After the passage on “submitting,” Paul now tells the men in the church this:

“Husbands, go all out in your love for your wives, exactly as Christ did for the church — a love marked by giving, not getting.”

Earlier we remembered a New Testament story where a bunch of men were ready to throw stones at a woman who had been caught in bed with a man. And they were excitedly waving a rulebook around. “Look at what it says here! It says we can stone her! So let’s get it on!” And Jesus quietly nodded. “It does say that,” He agreed. “The codebook says she should be stoned. And if any of you here aren’t sinners — ‘cause the rulebook says that too, by the way — then you just go ahead and get started with the execution.” In other words, if the book applies, the WHOLE book applies. And friend, here the same thing is so wonderfully true. First of all, the word “submit” expresses a glorious, mature, Christian, heaven-honoring agreement between two equal people. Second, it is part of a larger view, a relationship full of mutual love, where a man protects and defends and uplifts the queen of his life. Paul goes on to write:

“Christ loved the church and gave Himself up for her to make her holy, cleansing her by the washing with water through the Word, and to present her to Himself as a radiant church, without stain or wrinkle or any other blemish, but holy and blameless.” Again slipping into 21st-century English with the Message paraphrase: “Christ’s love makes the church whole. His words evoke her beauty. Everything He does and says is designed to bring the best out of her, dressing her in dazzling white silk, radiant with holiness.”

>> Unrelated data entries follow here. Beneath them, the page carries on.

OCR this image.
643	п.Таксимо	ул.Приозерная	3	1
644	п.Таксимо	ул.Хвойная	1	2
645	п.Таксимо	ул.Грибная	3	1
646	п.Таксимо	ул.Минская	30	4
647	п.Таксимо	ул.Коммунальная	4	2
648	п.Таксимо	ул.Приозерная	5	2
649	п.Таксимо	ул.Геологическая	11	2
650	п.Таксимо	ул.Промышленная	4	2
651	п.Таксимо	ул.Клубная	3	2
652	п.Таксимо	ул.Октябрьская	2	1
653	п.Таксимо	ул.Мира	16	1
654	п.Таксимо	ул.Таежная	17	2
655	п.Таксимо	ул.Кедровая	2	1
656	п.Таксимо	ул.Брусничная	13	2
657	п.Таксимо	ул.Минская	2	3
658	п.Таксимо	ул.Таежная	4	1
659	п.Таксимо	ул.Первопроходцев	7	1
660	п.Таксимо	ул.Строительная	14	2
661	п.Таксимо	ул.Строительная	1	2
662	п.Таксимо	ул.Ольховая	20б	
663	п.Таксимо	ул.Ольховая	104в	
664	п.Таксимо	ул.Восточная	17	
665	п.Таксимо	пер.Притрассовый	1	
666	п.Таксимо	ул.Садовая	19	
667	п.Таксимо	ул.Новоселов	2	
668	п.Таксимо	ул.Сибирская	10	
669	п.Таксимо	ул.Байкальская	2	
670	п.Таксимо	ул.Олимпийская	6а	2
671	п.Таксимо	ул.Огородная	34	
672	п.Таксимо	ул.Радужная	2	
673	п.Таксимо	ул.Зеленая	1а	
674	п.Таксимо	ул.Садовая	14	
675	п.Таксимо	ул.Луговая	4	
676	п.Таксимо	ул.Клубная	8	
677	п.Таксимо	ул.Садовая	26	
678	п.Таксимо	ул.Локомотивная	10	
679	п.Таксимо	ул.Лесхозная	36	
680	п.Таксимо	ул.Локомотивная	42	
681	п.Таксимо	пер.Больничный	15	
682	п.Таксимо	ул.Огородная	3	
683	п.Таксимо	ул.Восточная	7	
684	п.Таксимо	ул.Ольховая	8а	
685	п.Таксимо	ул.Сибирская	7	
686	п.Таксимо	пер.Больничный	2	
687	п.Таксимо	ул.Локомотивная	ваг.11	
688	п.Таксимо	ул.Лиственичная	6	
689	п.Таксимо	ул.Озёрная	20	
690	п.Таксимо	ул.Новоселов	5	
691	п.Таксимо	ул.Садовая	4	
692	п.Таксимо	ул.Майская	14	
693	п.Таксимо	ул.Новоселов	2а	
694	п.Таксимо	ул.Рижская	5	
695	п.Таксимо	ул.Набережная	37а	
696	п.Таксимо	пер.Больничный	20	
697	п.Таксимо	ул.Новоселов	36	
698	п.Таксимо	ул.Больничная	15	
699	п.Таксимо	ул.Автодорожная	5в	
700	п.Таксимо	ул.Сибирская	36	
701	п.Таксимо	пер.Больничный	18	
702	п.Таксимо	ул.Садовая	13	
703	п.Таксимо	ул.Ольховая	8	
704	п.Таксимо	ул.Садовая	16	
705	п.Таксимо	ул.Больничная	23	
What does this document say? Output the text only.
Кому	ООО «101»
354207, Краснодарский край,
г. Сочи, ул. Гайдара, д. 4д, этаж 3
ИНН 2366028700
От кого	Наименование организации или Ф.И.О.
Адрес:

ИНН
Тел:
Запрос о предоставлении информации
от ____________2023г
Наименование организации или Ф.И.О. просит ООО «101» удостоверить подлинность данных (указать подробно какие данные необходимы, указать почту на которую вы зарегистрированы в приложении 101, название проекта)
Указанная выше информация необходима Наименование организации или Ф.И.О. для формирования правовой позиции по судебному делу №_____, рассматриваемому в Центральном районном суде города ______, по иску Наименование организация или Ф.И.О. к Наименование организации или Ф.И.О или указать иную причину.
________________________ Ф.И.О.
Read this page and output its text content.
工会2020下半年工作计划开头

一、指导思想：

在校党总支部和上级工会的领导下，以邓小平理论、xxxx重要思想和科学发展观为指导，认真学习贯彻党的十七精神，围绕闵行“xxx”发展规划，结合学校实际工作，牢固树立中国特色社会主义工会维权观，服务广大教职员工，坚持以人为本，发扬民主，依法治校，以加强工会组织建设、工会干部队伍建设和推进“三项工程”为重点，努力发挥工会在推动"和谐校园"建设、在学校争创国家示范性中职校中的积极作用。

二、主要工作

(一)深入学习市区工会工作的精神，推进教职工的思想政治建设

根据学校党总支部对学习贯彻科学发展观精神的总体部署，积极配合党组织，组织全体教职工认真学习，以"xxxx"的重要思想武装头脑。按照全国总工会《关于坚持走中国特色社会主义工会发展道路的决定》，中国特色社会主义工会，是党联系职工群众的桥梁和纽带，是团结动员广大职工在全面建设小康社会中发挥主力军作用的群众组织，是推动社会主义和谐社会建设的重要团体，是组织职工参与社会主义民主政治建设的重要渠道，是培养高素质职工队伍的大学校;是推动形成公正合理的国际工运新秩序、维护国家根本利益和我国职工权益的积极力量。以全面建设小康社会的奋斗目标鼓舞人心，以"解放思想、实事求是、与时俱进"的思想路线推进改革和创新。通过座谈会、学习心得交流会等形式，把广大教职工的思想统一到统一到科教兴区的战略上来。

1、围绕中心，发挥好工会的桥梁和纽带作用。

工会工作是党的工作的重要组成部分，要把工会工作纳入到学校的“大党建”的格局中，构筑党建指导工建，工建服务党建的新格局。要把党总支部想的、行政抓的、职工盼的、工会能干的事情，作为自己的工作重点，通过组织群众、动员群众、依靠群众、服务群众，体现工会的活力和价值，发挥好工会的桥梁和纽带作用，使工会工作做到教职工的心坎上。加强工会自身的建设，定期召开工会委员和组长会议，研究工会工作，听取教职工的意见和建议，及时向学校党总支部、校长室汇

The Adventist commentary, a choice, well-written study resource, adds this:

“[A true husband’s love] will find expression in a variety of ways. It will be given in words of understanding and affection. The husband will properly provide for the wife’s temporal support; he will do everything possible to assure her happiness; he will give her every honor. . . . The supreme test of love is whether it is prepared to forgo happiness in order that the other might have it. In this respect the husband is to imitate Christ, giving up personal pleasures and comforts to obtain his wife’s happiness, standing by her side in the hour of sickness. Christ gave Himself for the church because she was in desperate need; He did it to save her. Likewise the husband will give himself for the salvation of his wife, ministering to her spiritual needs, and she to his, in a spirit of mutual love.”

Let’s never forget that the Church is a model for our marriages, and our marriages are a model for the Church. Jesus submitted to His Father, and the Church must always submit to Him. And we learn that. As Christ defends His church and dies for her, a Christian husband must always defend his wife — always: publicly, privately, everywhere he goes — and yes, be willing to die for her. A Christian man must lay down his life for his wife at any time and any place . . . and not just in terms of being willing to die for her, but to LIVE for her. Putting her interests and needs before his own. As Jack Lewis did at that bedside, realizing that instead of lecturing and writing books and showing off his intellect and meeting with J. R. R. Tolkien and his other friends for a pint at the Lamb and Flag, he now had to LIVE for Joy Gresham Lewis.

Jack Lewis, the bachelor, would probably have joined Paul, the bachelor, in writing — verse 32:

“This is a great mystery.”

But, as with most great writers, it’s wonderful how some mysteries work out in the end.